Once the trigger is fitted, the grip safety can be fitted to the frame. See if the grip safety even fits the frame in my case, the grip safety from Wilson seemed over sized and I believe was meant to be fitted. Once filed down enough to fit to frame, I cut down a punch I didn't need to create a pin to hold the grip safety to the frame and went to work on it with a dremel to rough fit to frame. With the rough fitting done, I cut about a foot long length of 2" wide sand paper off of a roll that I bought at Harbor Freight and hand sanded until smoothly fitted to frame. The trigger to grip safety fit will be done later as I need to wait for the rest of the trigger group to be fitted.

The sear engagement I felt was easier than what most described, years of fabrication experience certainly helped. Idea is to true the sear engagement to make the trigger pull as smooth possible, which means to file the metal to a flat and true to one another's surfaces between sear and hammer. There are various jigs available to accomplish this task which I do not have available to me but do have various sized vices, various magnification eye loupes, and various files and engineered abrasives plus a really steady hand (ten plus years of tattooing also helped). If you find that you do not have a jig, just take your time as you are performing subtractive work in that you are removing material and can not add any back on, and check the engagement regularly as you go. A simple jig to check sear engagement is to use a transfer punch through the hammer and sear pin hole on your frame to a block of wood, I went through and found crap punches I no linger user and cut them down and drill a hole partially through the wood block and friction fit the punches in place to mount the hammer and sear to check the surface engagement.
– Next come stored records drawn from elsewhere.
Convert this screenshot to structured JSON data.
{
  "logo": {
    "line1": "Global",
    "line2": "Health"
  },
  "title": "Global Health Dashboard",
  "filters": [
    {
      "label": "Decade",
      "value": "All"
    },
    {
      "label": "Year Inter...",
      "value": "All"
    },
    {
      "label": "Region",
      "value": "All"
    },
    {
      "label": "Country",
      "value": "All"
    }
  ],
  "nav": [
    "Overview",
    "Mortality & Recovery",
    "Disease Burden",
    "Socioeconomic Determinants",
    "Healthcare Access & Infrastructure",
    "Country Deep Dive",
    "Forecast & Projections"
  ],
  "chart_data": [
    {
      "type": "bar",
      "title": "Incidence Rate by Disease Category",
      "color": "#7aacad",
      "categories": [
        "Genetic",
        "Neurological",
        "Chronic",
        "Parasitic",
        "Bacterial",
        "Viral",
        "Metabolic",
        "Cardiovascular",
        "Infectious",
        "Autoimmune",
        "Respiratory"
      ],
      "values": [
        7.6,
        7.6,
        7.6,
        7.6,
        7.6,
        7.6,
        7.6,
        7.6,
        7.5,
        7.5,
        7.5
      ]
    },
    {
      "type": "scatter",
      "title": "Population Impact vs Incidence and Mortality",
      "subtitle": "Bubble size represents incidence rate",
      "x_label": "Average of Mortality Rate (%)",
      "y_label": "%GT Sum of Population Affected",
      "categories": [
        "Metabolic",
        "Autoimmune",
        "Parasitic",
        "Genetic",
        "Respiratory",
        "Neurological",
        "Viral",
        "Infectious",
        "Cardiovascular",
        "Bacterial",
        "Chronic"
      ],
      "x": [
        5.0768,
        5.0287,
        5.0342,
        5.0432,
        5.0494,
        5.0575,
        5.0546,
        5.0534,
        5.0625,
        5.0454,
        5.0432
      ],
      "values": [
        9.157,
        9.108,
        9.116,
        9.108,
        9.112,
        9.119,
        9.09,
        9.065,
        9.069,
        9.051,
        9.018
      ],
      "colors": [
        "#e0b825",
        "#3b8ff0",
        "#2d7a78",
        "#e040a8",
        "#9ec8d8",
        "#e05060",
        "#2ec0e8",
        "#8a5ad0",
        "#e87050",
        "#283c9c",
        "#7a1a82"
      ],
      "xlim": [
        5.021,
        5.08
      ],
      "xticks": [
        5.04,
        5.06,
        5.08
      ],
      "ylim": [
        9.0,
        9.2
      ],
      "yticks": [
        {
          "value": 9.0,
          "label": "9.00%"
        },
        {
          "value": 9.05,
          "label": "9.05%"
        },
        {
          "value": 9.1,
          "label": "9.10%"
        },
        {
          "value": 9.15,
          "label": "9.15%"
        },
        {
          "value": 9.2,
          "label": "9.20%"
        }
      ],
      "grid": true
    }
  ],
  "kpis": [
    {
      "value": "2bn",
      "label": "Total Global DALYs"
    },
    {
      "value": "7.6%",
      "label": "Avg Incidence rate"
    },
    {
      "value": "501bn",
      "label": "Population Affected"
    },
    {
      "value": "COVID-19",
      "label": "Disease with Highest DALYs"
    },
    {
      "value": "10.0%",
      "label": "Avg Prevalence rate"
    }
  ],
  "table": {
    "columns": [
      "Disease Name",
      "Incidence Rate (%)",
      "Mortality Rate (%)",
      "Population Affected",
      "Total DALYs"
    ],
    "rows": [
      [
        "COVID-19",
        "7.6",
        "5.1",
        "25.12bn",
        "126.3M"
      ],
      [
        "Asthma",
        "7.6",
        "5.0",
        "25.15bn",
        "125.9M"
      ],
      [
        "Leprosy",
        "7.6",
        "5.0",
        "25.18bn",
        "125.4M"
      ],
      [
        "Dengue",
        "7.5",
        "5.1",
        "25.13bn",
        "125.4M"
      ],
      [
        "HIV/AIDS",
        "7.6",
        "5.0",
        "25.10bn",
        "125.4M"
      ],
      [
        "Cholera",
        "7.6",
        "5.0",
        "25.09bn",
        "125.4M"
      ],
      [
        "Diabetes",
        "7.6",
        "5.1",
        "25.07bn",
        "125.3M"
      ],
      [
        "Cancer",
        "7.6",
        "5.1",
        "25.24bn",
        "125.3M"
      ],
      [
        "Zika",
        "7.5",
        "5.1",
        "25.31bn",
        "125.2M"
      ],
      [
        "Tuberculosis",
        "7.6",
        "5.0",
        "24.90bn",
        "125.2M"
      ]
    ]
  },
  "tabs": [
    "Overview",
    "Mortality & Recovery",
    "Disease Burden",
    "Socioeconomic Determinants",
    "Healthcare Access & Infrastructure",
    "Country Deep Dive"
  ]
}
With the critical parts fitted, time to fit the rest of the small parts and the final fit of the grip safety. The safety will need to be fitted and it's a trial and error process and take your time, no reason to screw the pooch by rushing through the safety fitting. The safety needs to positively stop the hammer from falling as well as move in and out of the safe/fire positions. The mainspring housing will need to be fitted, see how far it fits and mark with a sharpie and slowly file until the MSH fits smoothly without binding. Get the rest of the trigger group and trigger installed, time to see how much you will have to file the grip safety's engagement against the trigger bow. Take your time as it is really easy to over file here and if you do, all that time spent fitting the grip safety will be for naught as it will not effectively stop the trigger travel when in the safe position. File a little bit, try, repeat.
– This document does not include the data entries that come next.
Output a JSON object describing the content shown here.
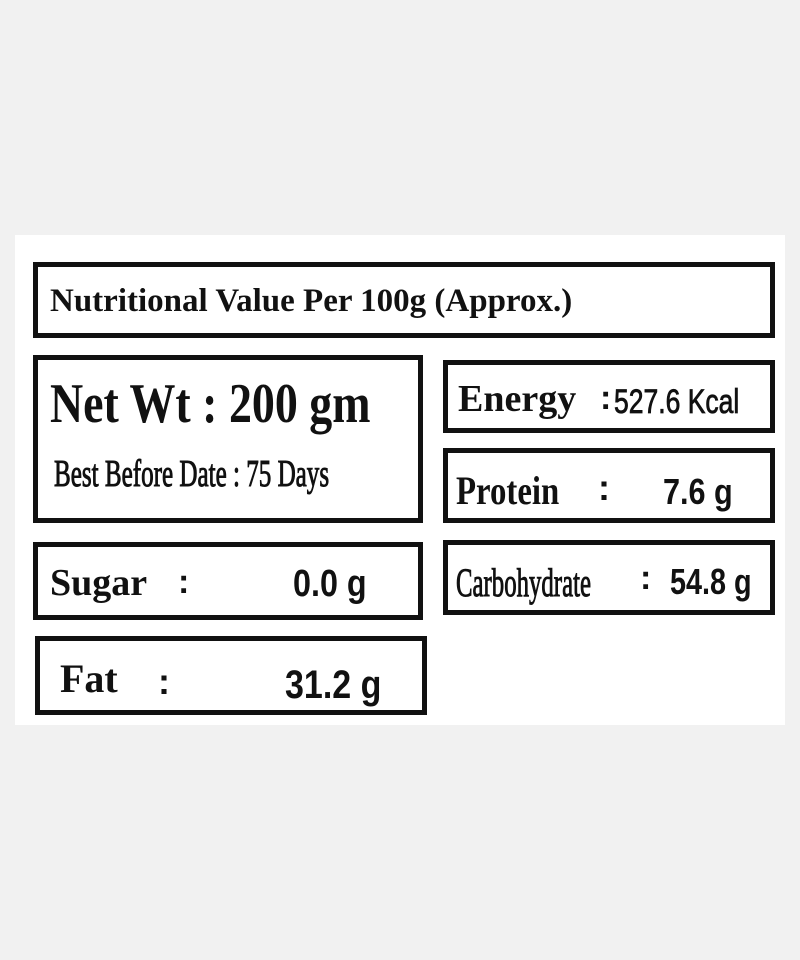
{
  "title": "Nutritional Value Per 100g  (Approx.)",
  "net_weight": "Net Wt : 200 gm",
  "best_before": "Best Before Date : 75 Days",
  "items": {
    "energy": {
      "label": "Energy",
      "separator": ":",
      "value": "527.6 Kcal"
    },
    "protein": {
      "label": "Protein",
      "separator": ":",
      "value": "7.6 g"
    },
    "carbohydrate": {
      "label": "Carbohydrate",
      "separator": ":",
      "value": "54.8 g"
    },
    "sugar": {
      "label": "Sugar",
      "separator": ":",
      "value": "0.0 g"
    },
    "fat": {
      "label": "Fat",
      "separator": ":",
      "value": "31.2 g"
    }
  }
}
With the rest of the pieces fitted, sand to smooth and polish before oxidizing. The buff/polish is really important as the outcome of the oxidization process is only as good as what you put in to begin with. Oxidization can be done at home, mine was sent out along with all small parts to be done to have a uniform look. If trying the home method, there are various resources available on the web and I personally want to try the bone pack method for bluing and the hot oil method for oxide.

All of these steps ensure properly fitted parts which contribute and accuracy and a build to last a life time or longer. I went with a slightly looser slide to frame fit as I wanted something that would function no matter what, unlike race guns with extremely close tolerances that has the potential for malfunction from binding if to much foreign material is introduced to the slide rails. Yes the old girl shows wear and tear but I personally like it, the more shet's used the more character she acquires.